Saturday, April 20, 2024

30-year dream come true for Hundertwasser Art Centre

A 30-year project to construct the Hundertwasser Art Centre in Whangarei has been realised with its public opening on Sunday. 

Regional Economic Development, Minister Stuart Nash said the Government-financed project was a tribute to the dreams, hard work, perseverance and fund-raising efforts of thousands of Kiwis, Austrians and global supporters of Friedensreich Hundertwasser’s vision.

“The stunning new Hundertwasser Art Centre and Wairau Māori Art Gallery is a work of art to house works of art,” said Mr Nash. 

“Hundertwasser disliked straight lines and preferred irregular and uneven designs. That is reflected in the journey to opening day, which has been far from straightforward.”

The idea for a Hundertwasser art gallery was first proposed in 1992 but construction didn’t begin till June 2018. The project employed over 500 people and was a major contributor to the Whāngarei economy through COVID-19, the Minister said.

“The unique and creative building cost more than $33 million. It was delivered after Government investment of $18.5 million from the Provincial Growth Fund with the balance from local councils, charities, community fundraising and private donations.”

“The project employed local architects, designers, project managers and builders. Skilled plasterers, tilers and bricklayers faithfully realised Hundertwasser’s trademark details on the striking façade. The eight-metre-high gold cupola on the roof is another signature feature of his architecture.”

He said Hundertwasser’s ecological beliefs and the flora of Te Tai Tokerau are reflected in the work of local horticulturalists and gardeners. The building’s distinctive look includes a highly engineered roof planted in native trees and shrubs from a Tutukaka nursery.

“The building not only features a permanent display of 80 of the artist’s works, it provides a unique platform for contemporary Māori artists curated entirely by tangata whenua.”

“It has transformed Whāngarei’s former Harbour Board building into a distinctive art centre.
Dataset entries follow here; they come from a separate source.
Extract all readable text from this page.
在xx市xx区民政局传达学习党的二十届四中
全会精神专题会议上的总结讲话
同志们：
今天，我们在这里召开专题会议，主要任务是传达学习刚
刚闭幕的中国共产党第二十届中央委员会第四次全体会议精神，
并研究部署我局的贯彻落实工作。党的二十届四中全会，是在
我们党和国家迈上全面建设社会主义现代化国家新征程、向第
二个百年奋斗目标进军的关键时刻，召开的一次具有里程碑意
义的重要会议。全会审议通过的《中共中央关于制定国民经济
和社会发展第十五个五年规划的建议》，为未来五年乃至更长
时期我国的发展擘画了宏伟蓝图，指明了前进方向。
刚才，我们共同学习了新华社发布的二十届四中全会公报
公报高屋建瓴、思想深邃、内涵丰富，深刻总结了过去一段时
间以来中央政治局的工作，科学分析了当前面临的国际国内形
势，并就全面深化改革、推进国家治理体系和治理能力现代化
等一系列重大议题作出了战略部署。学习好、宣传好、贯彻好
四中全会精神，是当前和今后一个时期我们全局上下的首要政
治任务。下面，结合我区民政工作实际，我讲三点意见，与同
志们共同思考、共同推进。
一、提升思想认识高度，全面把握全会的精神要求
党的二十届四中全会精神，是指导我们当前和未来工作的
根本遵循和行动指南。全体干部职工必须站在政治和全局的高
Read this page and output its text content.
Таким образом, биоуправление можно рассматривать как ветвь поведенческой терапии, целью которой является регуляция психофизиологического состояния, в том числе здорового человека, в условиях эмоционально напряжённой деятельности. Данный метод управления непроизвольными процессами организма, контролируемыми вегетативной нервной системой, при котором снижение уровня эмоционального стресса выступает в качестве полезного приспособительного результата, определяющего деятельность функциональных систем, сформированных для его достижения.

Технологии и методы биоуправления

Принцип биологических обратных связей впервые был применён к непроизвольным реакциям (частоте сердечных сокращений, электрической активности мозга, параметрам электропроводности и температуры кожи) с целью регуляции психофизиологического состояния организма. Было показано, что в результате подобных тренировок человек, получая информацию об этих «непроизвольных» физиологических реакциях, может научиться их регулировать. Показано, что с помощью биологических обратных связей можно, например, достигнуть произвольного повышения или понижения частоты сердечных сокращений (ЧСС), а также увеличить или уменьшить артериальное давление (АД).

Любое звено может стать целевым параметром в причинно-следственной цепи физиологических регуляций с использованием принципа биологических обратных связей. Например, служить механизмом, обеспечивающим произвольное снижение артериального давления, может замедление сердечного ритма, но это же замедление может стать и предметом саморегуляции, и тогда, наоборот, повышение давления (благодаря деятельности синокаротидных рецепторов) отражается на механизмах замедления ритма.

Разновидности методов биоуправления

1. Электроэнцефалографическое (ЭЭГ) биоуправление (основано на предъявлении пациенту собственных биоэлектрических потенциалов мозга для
Alongside the unique public loos in Kawakawa, these are the only examples of his architecture in the Southern Hemisphere.   

“I urge Kiwis to put this on their bucket-list of ‘must visit’ sites. As we prepare to welcome back international visitors the Hundertwasser Art Centre and Wairau Māori Art Gallery will be another fantastic draw-card for the Northland region,” said Mr Nash.